Alfred Ludlam - Life in New Zealand

Life in New Zealand

Alfred Ludlam was aged 30 when he arrived at Wellington on New Zealand's North Island on 12 December 1840 from Gravesend in England. He is listed as a "cabin passenger" aboard the 700-ton emigrant vessel London, which sailed under the auspices of the New Zealand Company. (The company had been formed in London the previous year with the purpose of promoting the orderly colonisation of New Zealand by British settlers.) He prospered in his new homeland, proving to be an energetic, intelligent and highly capable settler who proceeded to play an active role in the Wellington region's civic and cultural life. He also assisted the Lower Hutt militia during the New Zealand land wars, which pitted the British colonists against the indigenous Māori tribes. He served in the militia as Captain Ludlam from July 1860 onwards.

Parliament of New Zealand
Years Term Electorate Party
1853–1855 1st Hutt Independent
1855–1856 2nd Hutt Independent
1866–1870 4th Hutt Independent

In 1853 voters chose Ludlam and Edward Gibbon Wakefield, the former director of the New Zealand Company, to represent the electorate of Hutt in New Zealand's 1st Parliament, which opened in Wellington on 24 May the following year. Ludlam would also be elected as a member of the 2nd Parliament and the 4th Parliament, representing Hutt in 1853–55 (resigned 9 July), 1855–56 (resigned 16 August) and 1866–70 (retired). He resigned his seat before the conclusion of both the 1st and 2nd Parliaments.

In addition, Ludlam represented the Hutt area on the Wellington Provincial Council in 1853–56 and again in 1866–70. Throughout his career in politics, Ludlam was renowned for his frankness, honesty and hard work. His propensity for straight-talking inhibited his ability to be a deft political operator but it did earn him the respect of his parliamentary colleagues and his constituents. He was nicknamed "Old Bricks" because of his solid, reliable character and stern appearance. Taller than average in height, he sported mutton-chop whiskers and a monocle during his time in public life.

During the 1850s and 60s, Ludlam's political and social activities brought him into occasional contact with the uncle of his wife—the English-born baronet and former Barbados sugar planter Sir Samuel Osborne-Gibbes. Sir Samuel (1803–1874) was a prominent Freemason and a landed proprietor at Whangarei, on the upper extremity of New Zealand's North Island.
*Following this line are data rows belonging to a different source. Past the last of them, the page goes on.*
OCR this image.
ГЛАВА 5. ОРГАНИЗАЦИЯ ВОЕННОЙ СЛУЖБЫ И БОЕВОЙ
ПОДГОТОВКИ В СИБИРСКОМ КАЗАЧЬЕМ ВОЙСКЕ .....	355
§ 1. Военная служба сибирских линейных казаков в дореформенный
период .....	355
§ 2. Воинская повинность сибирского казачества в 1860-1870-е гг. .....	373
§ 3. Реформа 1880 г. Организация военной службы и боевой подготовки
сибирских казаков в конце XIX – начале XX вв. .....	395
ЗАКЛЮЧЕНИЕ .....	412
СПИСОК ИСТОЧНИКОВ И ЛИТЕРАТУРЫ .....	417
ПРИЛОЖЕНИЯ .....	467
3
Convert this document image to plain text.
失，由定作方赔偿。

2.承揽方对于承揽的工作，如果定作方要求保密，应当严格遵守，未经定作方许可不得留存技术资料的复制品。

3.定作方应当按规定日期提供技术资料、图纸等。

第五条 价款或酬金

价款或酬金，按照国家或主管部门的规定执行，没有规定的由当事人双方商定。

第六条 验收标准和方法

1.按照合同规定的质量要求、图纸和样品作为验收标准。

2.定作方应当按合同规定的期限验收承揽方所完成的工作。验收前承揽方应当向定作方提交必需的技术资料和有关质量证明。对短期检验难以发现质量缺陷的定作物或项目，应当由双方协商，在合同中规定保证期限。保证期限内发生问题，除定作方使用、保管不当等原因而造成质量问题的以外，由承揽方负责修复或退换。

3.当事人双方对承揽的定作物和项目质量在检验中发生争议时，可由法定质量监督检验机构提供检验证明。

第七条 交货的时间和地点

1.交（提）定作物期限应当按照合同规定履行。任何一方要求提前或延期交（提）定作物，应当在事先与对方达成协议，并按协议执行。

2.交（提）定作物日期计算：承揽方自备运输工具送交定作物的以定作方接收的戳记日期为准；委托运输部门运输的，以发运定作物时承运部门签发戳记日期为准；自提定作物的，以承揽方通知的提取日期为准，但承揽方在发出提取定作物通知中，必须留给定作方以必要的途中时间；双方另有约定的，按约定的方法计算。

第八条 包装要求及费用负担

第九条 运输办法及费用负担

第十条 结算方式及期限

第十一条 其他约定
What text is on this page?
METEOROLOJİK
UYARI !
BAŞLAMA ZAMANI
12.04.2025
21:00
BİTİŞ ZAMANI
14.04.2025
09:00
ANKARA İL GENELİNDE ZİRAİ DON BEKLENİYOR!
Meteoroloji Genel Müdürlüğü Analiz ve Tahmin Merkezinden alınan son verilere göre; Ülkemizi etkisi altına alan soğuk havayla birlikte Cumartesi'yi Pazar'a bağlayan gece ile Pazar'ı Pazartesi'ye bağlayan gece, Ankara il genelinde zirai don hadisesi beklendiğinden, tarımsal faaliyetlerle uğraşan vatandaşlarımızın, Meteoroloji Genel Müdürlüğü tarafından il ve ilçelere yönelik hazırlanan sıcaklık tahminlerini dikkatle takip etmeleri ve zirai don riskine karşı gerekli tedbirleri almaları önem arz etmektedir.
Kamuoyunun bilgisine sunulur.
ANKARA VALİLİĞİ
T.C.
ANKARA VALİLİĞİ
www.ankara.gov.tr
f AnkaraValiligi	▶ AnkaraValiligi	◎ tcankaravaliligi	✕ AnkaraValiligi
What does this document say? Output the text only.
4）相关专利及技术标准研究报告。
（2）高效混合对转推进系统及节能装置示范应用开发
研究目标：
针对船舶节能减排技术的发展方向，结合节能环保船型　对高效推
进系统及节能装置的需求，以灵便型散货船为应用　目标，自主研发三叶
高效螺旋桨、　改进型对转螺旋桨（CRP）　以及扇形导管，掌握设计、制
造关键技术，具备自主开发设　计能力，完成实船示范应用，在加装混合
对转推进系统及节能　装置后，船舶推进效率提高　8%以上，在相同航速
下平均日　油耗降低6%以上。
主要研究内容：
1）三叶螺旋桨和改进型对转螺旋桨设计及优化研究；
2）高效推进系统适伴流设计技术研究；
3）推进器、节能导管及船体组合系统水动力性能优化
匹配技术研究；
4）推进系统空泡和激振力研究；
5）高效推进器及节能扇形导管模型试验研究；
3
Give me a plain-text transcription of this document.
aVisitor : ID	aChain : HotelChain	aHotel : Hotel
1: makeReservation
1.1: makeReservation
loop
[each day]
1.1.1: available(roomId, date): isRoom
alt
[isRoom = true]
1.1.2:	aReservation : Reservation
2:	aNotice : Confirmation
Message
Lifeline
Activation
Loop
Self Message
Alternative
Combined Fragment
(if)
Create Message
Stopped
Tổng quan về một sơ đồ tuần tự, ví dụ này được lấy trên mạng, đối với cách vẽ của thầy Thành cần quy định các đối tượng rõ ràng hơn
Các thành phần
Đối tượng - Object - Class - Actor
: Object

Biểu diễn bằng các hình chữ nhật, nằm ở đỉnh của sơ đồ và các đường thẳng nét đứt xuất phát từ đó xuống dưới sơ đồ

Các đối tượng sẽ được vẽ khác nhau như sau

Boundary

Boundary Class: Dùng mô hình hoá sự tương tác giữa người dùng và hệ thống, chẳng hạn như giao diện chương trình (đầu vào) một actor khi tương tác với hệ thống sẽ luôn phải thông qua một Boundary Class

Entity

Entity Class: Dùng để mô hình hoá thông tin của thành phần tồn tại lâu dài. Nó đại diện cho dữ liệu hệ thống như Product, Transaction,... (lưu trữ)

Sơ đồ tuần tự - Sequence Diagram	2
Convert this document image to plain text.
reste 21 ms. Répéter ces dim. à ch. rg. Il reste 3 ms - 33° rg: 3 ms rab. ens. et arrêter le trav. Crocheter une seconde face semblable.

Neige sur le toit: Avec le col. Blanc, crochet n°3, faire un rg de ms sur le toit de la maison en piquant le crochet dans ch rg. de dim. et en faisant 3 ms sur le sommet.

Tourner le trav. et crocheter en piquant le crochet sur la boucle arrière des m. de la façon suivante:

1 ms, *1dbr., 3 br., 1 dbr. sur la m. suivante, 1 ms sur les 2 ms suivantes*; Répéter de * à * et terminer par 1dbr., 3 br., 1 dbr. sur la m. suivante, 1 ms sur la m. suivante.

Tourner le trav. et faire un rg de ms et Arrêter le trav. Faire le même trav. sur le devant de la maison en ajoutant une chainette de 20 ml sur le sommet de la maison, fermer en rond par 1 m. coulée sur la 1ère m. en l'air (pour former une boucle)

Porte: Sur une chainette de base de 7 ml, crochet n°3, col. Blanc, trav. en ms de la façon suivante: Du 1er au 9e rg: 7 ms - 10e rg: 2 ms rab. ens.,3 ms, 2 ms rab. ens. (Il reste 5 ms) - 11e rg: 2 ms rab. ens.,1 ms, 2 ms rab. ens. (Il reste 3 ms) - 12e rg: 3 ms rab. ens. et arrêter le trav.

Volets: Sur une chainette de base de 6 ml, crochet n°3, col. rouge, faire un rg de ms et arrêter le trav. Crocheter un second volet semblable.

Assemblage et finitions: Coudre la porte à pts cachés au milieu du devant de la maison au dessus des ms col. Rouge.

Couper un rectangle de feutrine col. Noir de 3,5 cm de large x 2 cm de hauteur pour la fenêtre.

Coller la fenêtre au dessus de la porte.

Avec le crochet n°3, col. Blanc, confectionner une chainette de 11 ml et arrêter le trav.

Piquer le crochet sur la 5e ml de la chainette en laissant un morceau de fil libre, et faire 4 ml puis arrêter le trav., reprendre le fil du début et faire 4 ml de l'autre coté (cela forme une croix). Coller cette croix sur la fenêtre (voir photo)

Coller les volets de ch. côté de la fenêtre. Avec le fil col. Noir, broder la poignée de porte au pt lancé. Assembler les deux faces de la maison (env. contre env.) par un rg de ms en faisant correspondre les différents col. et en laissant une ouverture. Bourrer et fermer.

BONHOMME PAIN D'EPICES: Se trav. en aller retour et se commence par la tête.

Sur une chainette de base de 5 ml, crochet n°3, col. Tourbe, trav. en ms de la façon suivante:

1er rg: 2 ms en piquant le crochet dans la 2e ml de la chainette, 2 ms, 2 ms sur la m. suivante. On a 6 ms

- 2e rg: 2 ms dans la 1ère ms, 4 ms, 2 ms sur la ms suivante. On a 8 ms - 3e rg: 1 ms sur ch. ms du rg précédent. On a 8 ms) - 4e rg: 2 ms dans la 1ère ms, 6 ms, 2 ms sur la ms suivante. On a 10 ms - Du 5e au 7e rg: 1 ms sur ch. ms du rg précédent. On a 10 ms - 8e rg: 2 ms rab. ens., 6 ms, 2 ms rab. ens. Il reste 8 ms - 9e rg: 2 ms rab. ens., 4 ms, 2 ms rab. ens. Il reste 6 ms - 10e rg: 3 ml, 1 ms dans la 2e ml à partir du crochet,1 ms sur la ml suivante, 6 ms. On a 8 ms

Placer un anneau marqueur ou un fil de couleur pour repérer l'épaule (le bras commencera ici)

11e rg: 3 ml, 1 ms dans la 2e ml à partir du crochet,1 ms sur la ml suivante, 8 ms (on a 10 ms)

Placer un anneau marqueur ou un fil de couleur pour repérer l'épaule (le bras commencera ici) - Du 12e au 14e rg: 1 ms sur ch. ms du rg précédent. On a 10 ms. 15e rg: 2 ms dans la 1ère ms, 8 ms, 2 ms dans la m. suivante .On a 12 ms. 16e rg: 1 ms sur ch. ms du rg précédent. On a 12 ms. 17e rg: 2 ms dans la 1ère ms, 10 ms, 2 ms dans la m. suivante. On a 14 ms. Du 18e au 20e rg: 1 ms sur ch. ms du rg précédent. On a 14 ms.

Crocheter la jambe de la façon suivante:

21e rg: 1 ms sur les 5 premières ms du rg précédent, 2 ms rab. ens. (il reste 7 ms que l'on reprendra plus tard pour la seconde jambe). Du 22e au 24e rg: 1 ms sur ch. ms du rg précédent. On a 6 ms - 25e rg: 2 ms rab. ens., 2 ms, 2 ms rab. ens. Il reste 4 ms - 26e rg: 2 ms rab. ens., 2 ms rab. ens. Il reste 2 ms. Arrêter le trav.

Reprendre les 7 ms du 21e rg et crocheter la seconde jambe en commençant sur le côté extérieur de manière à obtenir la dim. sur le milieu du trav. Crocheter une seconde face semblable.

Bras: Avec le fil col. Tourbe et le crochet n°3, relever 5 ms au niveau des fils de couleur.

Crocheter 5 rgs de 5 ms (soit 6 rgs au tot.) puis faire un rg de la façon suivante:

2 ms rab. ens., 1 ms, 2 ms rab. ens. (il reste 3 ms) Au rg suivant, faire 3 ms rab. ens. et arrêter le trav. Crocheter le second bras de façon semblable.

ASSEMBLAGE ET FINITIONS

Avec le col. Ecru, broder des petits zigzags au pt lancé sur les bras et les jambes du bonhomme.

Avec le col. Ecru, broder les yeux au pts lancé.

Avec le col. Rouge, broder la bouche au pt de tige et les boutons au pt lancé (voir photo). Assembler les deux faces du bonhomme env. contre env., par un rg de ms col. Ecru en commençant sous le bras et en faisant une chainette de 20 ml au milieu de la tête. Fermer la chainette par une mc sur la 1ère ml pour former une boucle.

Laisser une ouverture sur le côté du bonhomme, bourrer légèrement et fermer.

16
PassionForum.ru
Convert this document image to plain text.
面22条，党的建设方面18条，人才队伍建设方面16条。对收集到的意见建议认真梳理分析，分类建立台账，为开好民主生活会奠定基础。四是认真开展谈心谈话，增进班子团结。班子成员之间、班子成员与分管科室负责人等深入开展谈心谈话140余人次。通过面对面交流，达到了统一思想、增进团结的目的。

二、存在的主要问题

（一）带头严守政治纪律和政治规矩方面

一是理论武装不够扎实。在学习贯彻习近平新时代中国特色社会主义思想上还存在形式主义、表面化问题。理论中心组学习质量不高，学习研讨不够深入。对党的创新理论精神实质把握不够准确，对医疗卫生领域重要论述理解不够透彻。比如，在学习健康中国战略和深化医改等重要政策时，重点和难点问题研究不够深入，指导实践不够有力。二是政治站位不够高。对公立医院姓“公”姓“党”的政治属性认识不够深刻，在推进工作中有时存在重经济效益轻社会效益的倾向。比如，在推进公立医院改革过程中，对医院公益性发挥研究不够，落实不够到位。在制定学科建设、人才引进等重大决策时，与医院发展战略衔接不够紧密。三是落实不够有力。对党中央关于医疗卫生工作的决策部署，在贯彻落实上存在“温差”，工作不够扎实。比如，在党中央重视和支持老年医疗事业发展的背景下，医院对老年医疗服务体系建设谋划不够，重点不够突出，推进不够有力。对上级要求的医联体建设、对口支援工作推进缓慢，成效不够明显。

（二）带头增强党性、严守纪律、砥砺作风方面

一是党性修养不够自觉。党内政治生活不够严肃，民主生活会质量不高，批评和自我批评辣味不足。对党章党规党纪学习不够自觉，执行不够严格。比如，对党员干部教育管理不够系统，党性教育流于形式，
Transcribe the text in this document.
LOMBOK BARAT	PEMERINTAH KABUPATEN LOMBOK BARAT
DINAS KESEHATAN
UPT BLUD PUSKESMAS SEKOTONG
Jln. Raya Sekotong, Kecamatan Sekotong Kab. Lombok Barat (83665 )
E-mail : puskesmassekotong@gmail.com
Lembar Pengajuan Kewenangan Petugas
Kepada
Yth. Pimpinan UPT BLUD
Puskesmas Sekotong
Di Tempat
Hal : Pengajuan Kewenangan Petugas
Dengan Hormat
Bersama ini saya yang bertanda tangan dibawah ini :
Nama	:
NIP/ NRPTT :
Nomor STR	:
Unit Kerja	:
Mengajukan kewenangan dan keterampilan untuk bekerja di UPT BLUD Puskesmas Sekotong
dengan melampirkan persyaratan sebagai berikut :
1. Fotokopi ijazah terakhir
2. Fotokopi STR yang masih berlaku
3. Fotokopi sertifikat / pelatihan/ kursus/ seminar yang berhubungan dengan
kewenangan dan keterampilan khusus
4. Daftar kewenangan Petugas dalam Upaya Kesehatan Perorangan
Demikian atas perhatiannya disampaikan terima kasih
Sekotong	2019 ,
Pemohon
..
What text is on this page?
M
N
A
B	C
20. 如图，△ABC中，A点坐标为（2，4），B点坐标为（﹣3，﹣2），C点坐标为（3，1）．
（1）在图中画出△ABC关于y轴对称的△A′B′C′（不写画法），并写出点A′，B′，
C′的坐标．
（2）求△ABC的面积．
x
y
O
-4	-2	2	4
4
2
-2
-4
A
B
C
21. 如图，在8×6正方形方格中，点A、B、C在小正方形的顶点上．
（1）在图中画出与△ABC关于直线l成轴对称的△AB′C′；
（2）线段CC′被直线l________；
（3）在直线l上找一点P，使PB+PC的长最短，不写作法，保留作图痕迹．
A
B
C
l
He was a Legislative Councillor from 1855 to 1863, impressing Ludlam with the strength of his belief in noblesse oblige community service and his advocacy of high ethical standards.

Ludlam was a notable landed proprietor. His holdings included real estate in Ghuznee Street, Wellington (town sections 169 and 171), and he owned a substantial riverside farm at Waiwhetū, Lower Hutt, where he ran flocks of sheep and developed a reputation as an expert in horticulture. He had purchased the Waiwhetū farm from fellow pioneer Francis Molesworth in the mid-1840s, calling it Newry after his home town in Ireland. Ludlam built a large house at Newry in 1848, replacing the farm's first homestead. The farm also boasted an orchard, a spacious barn often used for public functions (such as an official dinner held there for the governor, Sir George Grey, in 1851) and a stone windmill that had been erected by Molesworth in 1845.

In 1860, Ludlam imported the first Romney Marsh sheep from England into New Zealand, instituting a successful ovine breeding program at a purpose-built stud at Newry. (His brother-in-law, Augustus Onslow Manby Gibbes, conducted a similar Romney Marsh breeding program at his Australian sheep property, Yarralumla (now the site of Australia's Government House in Canberra), during this same period). Ludlam also opened a beautiful landscaped garden at Newry in 1868. He called it The Gums as a tribute to Australia's native eucalyptus trees, which he had studied. (After Ludlam's death the area was renamed McNabb's Gardens and later converted into the Bellevue Pleasure Gardens.)

Ludlam supported the Wellington Colonial Museum and was one of the driving forces behind the creation of the Wellington Botanic Garden in 1869, having introduced into the New Zealand Parliament legislation to "establish and regulate" the garden. He also introduced an act of parliament which entrusted management of the Botanic Garden to the New Zealand Institute (forerunner of the Royal Society of New Zealand). His contribution to the garden's establishment is commemorated on the 77-acre (310,000 m2) site by the pedestrian thoroughfare known as Ludlam Way.

A year after the Botanic Garden was established by means of a Crown Grant (dated 22 November 1869), Ludlam acted as a pallbearer at the funeral in Wellington of the Māori chief Honiana Te Puni, after whom the Lower Hutt suburb of Epuni is named.